Великий поход - Белов (Селидор) Александр Константинович. Страница 20
Гарджа посмотрел ребёнку в глаза. Нет, он не убедил мальчугана. Ну и ладно. Пусть сам подумает.
Они залегли в траве, но отсюда птиц не было видно. Луг широким вымахом разворачивало и уносило вниз от горы. Он сливался с бесконечными далями, едва перехватываемыми дымным лесом. У самого горизонта. В ясную погоду лес жирной чертой пересекал равнину. Отсюда до него был целый день ходу. Не меньше. За лугом осела кое-какая поросль. Не деревья, а так, ветвистый разностей. Он густел по оврагам над бурой воспалённой землёй. Треснувшей глубокими сухими шрамами. Только в период дождей земля здесь размокала и наплывала по оврагам грязью. А весной в оврагах подолгу держалась вода. Земляные просечины тянулись до самой деревни Ситы, сходясь одним могучим земляным рубцом.

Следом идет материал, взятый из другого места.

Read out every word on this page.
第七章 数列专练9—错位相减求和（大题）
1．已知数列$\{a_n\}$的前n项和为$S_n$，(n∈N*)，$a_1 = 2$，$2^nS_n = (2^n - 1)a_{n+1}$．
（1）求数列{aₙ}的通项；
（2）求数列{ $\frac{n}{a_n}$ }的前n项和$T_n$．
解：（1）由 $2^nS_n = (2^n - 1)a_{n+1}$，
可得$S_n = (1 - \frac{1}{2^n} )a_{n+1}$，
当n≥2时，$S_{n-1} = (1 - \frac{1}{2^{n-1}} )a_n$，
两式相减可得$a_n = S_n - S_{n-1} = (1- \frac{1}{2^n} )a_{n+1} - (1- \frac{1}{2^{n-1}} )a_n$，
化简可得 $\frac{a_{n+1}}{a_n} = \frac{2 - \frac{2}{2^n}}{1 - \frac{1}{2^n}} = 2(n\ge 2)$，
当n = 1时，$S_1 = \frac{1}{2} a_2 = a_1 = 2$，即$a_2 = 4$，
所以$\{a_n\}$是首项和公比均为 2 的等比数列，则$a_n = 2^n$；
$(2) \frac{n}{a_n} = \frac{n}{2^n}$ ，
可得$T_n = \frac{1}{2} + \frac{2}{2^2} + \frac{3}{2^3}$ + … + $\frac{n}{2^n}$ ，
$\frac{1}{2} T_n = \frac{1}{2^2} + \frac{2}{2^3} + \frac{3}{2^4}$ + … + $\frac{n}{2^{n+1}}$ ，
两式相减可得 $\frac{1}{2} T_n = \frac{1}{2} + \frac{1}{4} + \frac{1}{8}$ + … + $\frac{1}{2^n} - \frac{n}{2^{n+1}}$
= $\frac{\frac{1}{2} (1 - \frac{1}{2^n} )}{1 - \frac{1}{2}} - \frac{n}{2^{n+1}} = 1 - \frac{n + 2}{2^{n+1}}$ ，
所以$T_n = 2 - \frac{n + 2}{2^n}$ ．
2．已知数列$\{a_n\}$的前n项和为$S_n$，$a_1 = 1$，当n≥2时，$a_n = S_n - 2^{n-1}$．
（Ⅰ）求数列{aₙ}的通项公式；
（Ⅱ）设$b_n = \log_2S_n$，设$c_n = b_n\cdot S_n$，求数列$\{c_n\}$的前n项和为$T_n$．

Кто-то из вайшей разжёг костёр на этой грязи. Когда она просохла, то не уступала по твёрдости камню. Вайши стали лепить из неё миски, обжигать на огне, но миски получались слишком хрупкие. Ничто пока по прочности не могло сравниться с морёным тутовником. Плошки и котелки из него не загорались от языков пламени и не прогорали на углях.
Гарджа и Индра ползли по траве поближе к воркушьему выгулу. Индра устал и закапризничал.
– Потерпи, уже скоро, – взялся его уговаривать воин. Индра не хотел ползти.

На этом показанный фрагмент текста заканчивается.